Pemerintah juga akan bekerja sama dengan berbagai negara dalam upaya pemberantasan judi online agar hasilnya lebih efektif dan tidak hanya berfokus di Indonesia.
Regulasi Baru untuk Memperketat Pemberantasan
Menteri Komunikasi dan Digital (Komdigi) Meutya Hafid menyampaikan bahwa pemerintah tengah menyusun Peraturan Pemerintah (PP) yang akan mempertegas langkah-langkah hukum dalam memerangi judi online.
“Presiden kembali membahas tentang perkembangan penanganan judi online dan salah satu langkah yang akan diambil dalam waktu dekat adalah mengeluarkan aturan dalam bentuk PP untuk mempertegas upaya kita melawan judi online,” kata Meutya setelah rapat dengan Prabowo.
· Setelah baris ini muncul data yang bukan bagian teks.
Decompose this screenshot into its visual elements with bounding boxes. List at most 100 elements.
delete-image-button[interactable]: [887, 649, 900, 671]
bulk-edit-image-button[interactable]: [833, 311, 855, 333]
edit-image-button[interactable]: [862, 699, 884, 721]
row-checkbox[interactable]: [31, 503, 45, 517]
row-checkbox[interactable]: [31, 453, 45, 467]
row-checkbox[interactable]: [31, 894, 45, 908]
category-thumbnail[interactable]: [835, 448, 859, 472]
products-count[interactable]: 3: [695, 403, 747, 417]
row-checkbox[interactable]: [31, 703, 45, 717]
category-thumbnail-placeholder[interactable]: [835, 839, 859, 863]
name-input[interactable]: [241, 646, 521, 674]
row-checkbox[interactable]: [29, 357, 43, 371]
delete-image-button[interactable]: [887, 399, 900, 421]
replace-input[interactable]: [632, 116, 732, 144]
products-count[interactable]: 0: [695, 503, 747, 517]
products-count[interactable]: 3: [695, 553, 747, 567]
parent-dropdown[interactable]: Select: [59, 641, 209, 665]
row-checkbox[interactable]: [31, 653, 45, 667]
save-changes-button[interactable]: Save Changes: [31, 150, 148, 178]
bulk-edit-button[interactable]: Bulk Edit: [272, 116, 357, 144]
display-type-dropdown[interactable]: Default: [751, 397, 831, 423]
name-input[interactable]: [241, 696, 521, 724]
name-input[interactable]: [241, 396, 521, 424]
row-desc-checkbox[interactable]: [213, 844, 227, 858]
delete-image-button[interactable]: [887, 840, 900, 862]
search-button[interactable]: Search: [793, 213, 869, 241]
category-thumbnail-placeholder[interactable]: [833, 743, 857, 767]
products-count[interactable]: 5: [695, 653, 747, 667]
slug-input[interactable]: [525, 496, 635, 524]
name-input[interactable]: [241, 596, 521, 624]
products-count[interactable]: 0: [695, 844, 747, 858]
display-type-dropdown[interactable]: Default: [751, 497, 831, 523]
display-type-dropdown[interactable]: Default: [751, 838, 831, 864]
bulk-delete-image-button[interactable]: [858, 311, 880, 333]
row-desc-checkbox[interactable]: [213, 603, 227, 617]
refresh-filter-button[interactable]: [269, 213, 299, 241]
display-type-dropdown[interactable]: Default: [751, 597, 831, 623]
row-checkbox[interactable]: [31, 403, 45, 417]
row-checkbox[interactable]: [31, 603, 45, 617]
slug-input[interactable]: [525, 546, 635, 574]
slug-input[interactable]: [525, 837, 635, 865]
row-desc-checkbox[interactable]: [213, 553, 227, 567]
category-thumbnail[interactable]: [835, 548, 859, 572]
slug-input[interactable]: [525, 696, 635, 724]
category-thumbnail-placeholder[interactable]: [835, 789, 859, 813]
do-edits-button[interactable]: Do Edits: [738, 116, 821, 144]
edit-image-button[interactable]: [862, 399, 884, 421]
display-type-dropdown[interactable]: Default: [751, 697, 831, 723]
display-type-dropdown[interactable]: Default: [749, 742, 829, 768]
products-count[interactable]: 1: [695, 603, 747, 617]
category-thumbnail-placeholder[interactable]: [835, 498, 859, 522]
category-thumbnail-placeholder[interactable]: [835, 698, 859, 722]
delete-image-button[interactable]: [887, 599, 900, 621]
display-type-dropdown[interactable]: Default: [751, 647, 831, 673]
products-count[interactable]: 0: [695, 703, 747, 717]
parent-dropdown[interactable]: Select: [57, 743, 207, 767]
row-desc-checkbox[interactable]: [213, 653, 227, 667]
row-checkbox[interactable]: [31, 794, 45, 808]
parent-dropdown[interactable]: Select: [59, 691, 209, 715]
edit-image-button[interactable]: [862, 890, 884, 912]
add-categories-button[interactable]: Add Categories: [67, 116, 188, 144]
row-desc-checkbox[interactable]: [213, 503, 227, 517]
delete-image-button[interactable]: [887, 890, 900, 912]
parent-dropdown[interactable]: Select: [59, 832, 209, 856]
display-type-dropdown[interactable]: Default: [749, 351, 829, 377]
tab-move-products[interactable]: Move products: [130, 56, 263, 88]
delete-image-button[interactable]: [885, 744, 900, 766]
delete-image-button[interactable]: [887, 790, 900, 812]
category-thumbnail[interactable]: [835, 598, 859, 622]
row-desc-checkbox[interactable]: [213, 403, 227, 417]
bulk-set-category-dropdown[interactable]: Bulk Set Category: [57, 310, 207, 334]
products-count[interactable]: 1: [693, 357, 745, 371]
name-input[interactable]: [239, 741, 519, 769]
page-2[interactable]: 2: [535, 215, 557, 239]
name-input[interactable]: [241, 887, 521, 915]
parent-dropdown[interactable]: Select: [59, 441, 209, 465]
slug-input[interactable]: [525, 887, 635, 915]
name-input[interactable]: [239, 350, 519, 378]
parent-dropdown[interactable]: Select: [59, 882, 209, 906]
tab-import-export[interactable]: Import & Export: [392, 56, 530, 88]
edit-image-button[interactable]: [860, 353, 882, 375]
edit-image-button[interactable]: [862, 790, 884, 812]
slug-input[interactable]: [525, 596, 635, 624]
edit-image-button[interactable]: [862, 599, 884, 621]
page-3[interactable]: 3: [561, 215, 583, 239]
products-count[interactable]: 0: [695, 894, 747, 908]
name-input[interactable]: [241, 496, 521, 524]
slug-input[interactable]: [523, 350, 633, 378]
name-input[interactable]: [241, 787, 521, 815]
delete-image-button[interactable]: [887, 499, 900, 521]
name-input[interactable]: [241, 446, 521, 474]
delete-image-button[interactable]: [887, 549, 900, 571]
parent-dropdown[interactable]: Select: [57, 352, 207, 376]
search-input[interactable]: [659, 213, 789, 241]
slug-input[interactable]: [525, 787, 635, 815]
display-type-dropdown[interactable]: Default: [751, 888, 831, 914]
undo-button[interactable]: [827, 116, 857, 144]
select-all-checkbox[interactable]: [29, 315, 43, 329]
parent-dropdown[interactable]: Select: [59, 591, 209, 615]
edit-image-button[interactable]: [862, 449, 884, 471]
Meutya menegaskan bahwa pihaknya telah memblokir hampir 1 juta situs judi online, tetapi pemblokiran semata tidak cukup untuk menekan peredaran judi online. Oleh karena itu, penelusuran aliran uang menjadi langkah lanjutan yang lebih strategis.
Dengan regulasi yang lebih tegas dan kerja sama lintas negara, pemerintah berharap dapat memutus rantai peredaran judi online secara lebih efektif.